The fact of one history has been replaced with the reality of many possible histories, and now I must revise my narrative. Because my history is my story. It is not merely my perspective on my history that has been altered, but my actual history. The past has been rewritten, and I don’t like it. Please stop it.
Notes from the author:
This passage touches on a theme that lies at the core of “manhood.” It seems to me that three of the greatest emotional threats to a man’s gendered identity are the inability to work, the possibility of castration, and the undermining of his paternity or “father” status. Here I focus on just the third.
There is something foundational about fatherhood. The moment at which one embraces fatherhood as an identity produces changes that are radical and irreversible. Once a man has a child, and raises and nurtures her/him, he’ll always be a father, regardless of the fate of the child. Once embraced, he cannot let go of that component of his being. Consequently, when my paternity was groundlessly called into question—even though, or perhaps particularly because, it was by a person with absolutely no knowledge of the actual circumstances—it devastated me. And it certainly didn’t help that I was already in an emotionally compromised position.
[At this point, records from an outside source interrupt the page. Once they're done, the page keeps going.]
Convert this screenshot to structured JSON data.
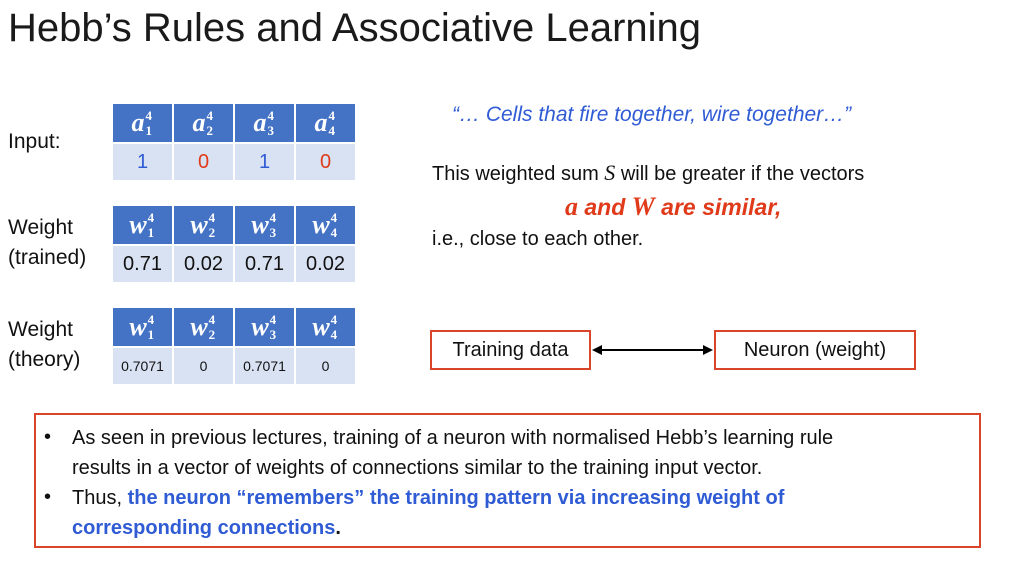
{
  "title": "Hebb’s Rules and Associative Learning",
  "rows": {
    "input": {
      "label": "Input:",
      "headers": [
        {
          "sym": "a",
          "sup": "4",
          "sub": "1"
        },
        {
          "sym": "a",
          "sup": "4",
          "sub": "2"
        },
        {
          "sym": "a",
          "sup": "4",
          "sub": "3"
        },
        {
          "sym": "a",
          "sup": "4",
          "sub": "4"
        }
      ],
      "values": [
        "1",
        "0",
        "1",
        "0"
      ]
    },
    "weight_trained": {
      "label_line1": "Weight",
      "label_line2": "(trained)",
      "headers": [
        {
          "sym": "w",
          "sup": "4",
          "sub": "1"
        },
        {
          "sym": "w",
          "sup": "4",
          "sub": "2"
        },
        {
          "sym": "w",
          "sup": "4",
          "sub": "3"
        },
        {
          "sym": "w",
          "sup": "4",
          "sub": "4"
        }
      ],
      "values": [
        "0.71",
        "0.02",
        "0.71",
        "0.02"
      ]
    },
    "weight_theory": {
      "label_line1": "Weight",
      "label_line2": "(theory)",
      "headers": [
        {
          "sym": "w",
          "sup": "4",
          "sub": "1"
        },
        {
          "sym": "w",
          "sup": "4",
          "sub": "2"
        },
        {
          "sym": "w",
          "sup": "4",
          "sub": "3"
        },
        {
          "sym": "w",
          "sup": "4",
          "sub": "4"
        }
      ],
      "values": [
        "0.7071",
        "0",
        "0.7071",
        "0"
      ]
    }
  },
  "quote": "“… Cells that fire together, wire together…”",
  "desc": {
    "line1_pre": "This weighted sum ",
    "line1_symbol": "S",
    "line1_post": " will be greater if the vectors",
    "similar_a": "a",
    "similar_and": " and ",
    "similar_w": "W",
    "similar_post": " are similar,",
    "line2": "i.e., close to each other."
  },
  "diagram": {
    "left_box": "Training data",
    "right_box": "Neuron (weight)"
  },
  "bullets": {
    "b1_line1": "As seen in previous lectures, training of a neuron with normalised Hebb’s learning rule",
    "b1_line2": "results in a vector of weights of connections similar to the training input vector.",
    "b2_prefix": "Thus, ",
    "b2_highlight_line1": "the neuron “remembers” the training pattern via increasing weight of",
    "b2_highlight_line2": "corresponding connections",
    "b2_suffix": ".",
    "marker": "•"
  },
  "colors": {
    "header_blue": "#4472c4",
    "cell_light": "#d9e2f3",
    "accent_blue": "#2f5bd4",
    "accent_red": "#e03a1a",
    "box_border": "#d9452a"
  }
}
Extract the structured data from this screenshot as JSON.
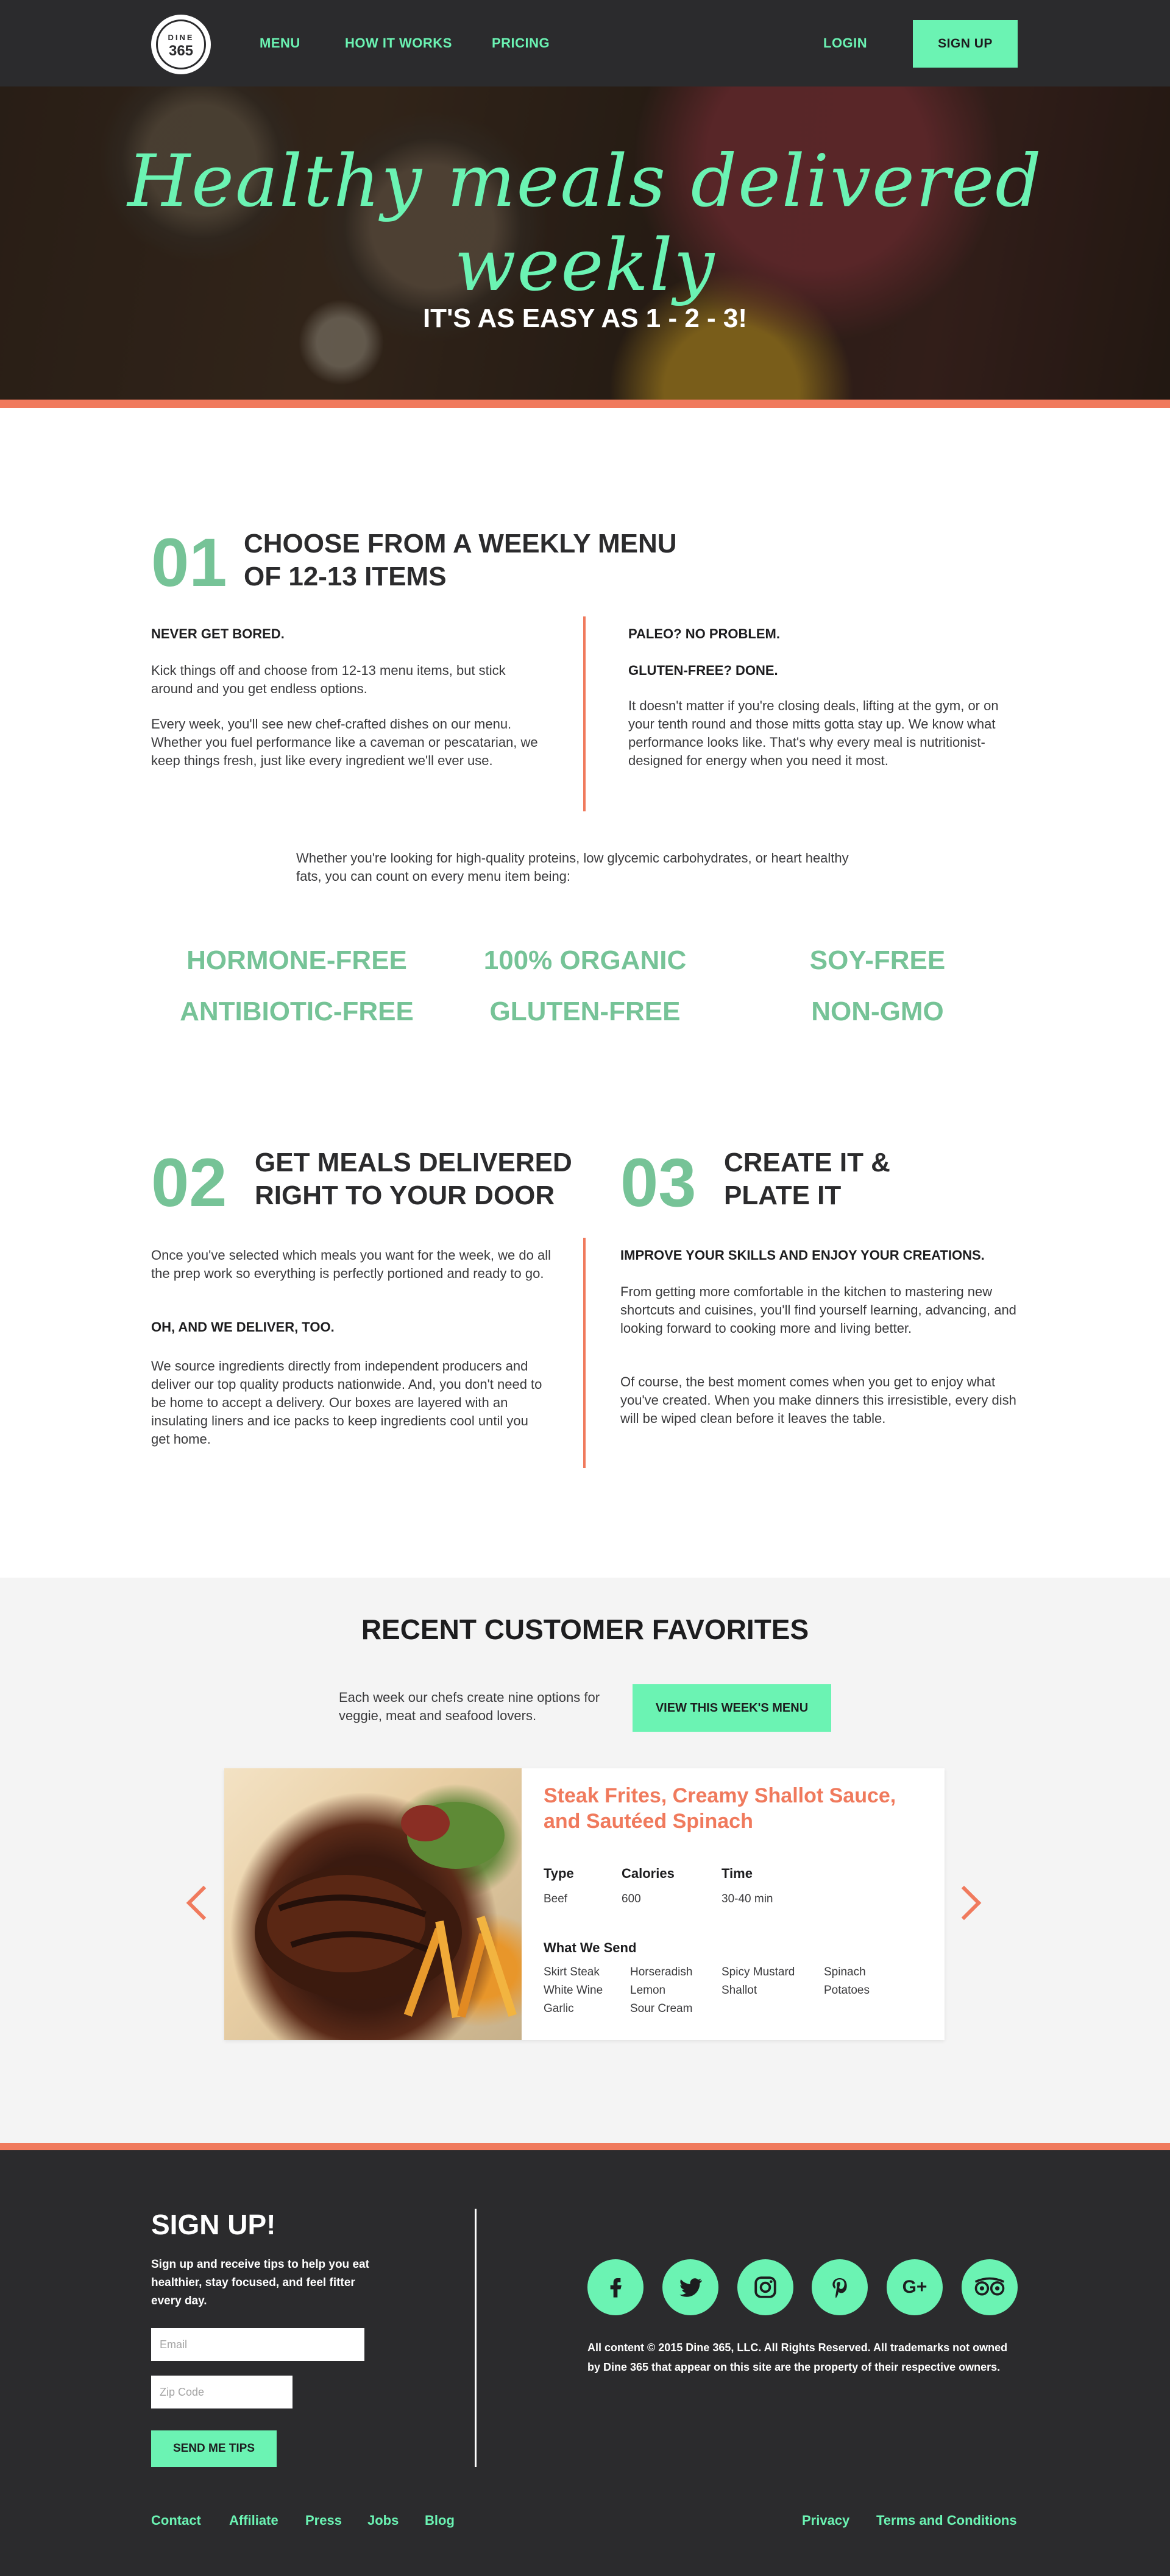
{
  "nav": {
    "logo_top": "DINE",
    "logo_bottom": "365",
    "links": [
      "MENU",
      "HOW IT WORKS",
      "PRICING"
    ],
    "login": "LOGIN",
    "signup": "SIGN UP"
  },
  "hero": {
    "title": "Healthy meals delivered weekly",
    "subtitle": "IT'S AS EASY AS 1 - 2 - 3!"
  },
  "step1": {
    "number": "01",
    "title_line1": "CHOOSE FROM A WEEKLY MENU",
    "title_line2": "OF 12-13 ITEMS",
    "left_heading": "NEVER GET BORED.",
    "left_p1": "Kick things off and choose from 12-13 menu items, but stick around and you get endless options.",
    "left_p2": "Every week, you'll see new chef-crafted dishes on our menu. Whether you fuel performance like a caveman or pescatarian, we keep things fresh, just like every ingredient we'll ever use.",
    "right_heading1": "PALEO? NO PROBLEM.",
    "right_heading2": "GLUTEN-FREE? DONE.",
    "right_p1": "It doesn't matter if you're closing deals, lifting at the gym, or on your tenth round and those mitts gotta stay up. We know what performance looks like. That's why every meal is nutritionist-designed for energy when you need it most."
  },
  "intro_attributes": "Whether you're looking for high-quality proteins, low glycemic carbohydrates, or heart healthy fats, you can count on every menu item being:",
  "attributes": [
    "HORMONE-FREE",
    "100% ORGANIC",
    "SOY-FREE",
    "ANTIBIOTIC-FREE",
    "GLUTEN-FREE",
    "NON-GMO"
  ],
  "step2": {
    "number": "02",
    "title_line1": "GET MEALS DELIVERED",
    "title_line2": "RIGHT TO YOUR DOOR",
    "p1": "Once you've selected which meals you want for the week, we do all the prep work so everything is perfectly portioned and ready to go.",
    "heading": "OH, AND WE DELIVER, TOO.",
    "p2": "We source ingredients directly from independent producers and deliver our top quality products nationwide. And, you don't need to be home to accept a delivery. Our boxes are layered with an insulating liners and ice packs to keep ingredients cool until you get home."
  },
  "step3": {
    "number": "03",
    "title_line1": "CREATE IT &",
    "title_line2": "PLATE IT",
    "heading": "IMPROVE YOUR SKILLS AND ENJOY YOUR CREATIONS.",
    "p1": "From getting more comfortable in the kitchen to mastering new shortcuts and cuisines, you'll find yourself learning, advancing, and looking forward to cooking more and living better.",
    "p2": "Of course, the best moment comes when you get to enjoy what you've created. When you make dinners this irresistible, every dish will be wiped clean before it leaves the table."
  },
  "favorites": {
    "title": "RECENT CUSTOMER FAVORITES",
    "description": "Each week our chefs create nine options for veggie, meat and seafood lovers.",
    "button": "VIEW THIS WEEK'S MENU",
    "card": {
      "name": "Steak Frites, Creamy Shallot Sauce, and Sautéed Spinach",
      "type_label": "Type",
      "type_value": "Beef",
      "calories_label": "Calories",
      "calories_value": "600",
      "time_label": "Time",
      "time_value": "30-40 min",
      "send_label": "What We Send",
      "ingredients": [
        "Skirt Steak",
        "Horseradish",
        "Spicy Mustard",
        "Spinach",
        "White Wine",
        "Lemon",
        "Shallot",
        "Potatoes",
        "Garlic",
        "Sour Cream"
      ]
    }
  },
  "footer": {
    "title": "SIGN UP!",
    "text": "Sign up and receive tips to help you eat healthier, stay focused, and feel fitter every day.",
    "email_placeholder": "Email",
    "zip_placeholder": "Zip Code",
    "button": "SEND ME TIPS",
    "social": [
      "facebook-icon",
      "twitter-icon",
      "instagram-icon",
      "pinterest-icon",
      "google-plus-icon",
      "tripadvisor-icon"
    ],
    "legal": "All content © 2015 Dine 365, LLC. All Rights Reserved. All trademarks not owned by Dine 365 that appear on this site are the property of their respective owners.",
    "links_left": [
      "Contact",
      "Affiliate",
      "Press",
      "Jobs",
      "Blog"
    ],
    "links_right": [
      "Privacy",
      "Terms and Conditions"
    ]
  },
  "colors": {
    "mint": "#6bf3b3",
    "green": "#76c397",
    "coral": "#f07a5d",
    "dark": "#2b2b2d"
  }
}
True, a person doesn’t need to be a father to be a man or to be masculine. But fatherhood is inherently masculine. Not in the macho sense of being a tough guy, but in an ordinary, less hyperbolic sense. While stepfathers are no less “manly” and can be better fathers, the possible subtraction of genetic fatherhood from one’s identity as a man can effectively undermine that identity, leaving one feeling less manly, less masculine. To have one’s sense of fatherhood undermined may be somewhat parallel to being told that the people you believed to be your genetic parents were not. Either revelation would require rather substantial cognitive and emotional reorganization in order to effectively cope with the resulting redefinition of the self.
Doubt about one’s role in conceiving a child is an existential problem that is necessarily and uniquely male. Evolutionary psychologists speak of the “paternity uncertainty hypothesis,” which suggests that throughout our ancestral history men have never been completely certain that they were in fact the father of the children they raised as their own. A number of psychological implications arise from this hypothesis, including those concerning identity.
I honestly don’t know who I would be if genetic fatherhood were extracted from my self-concept. I just know that I would be somebody else.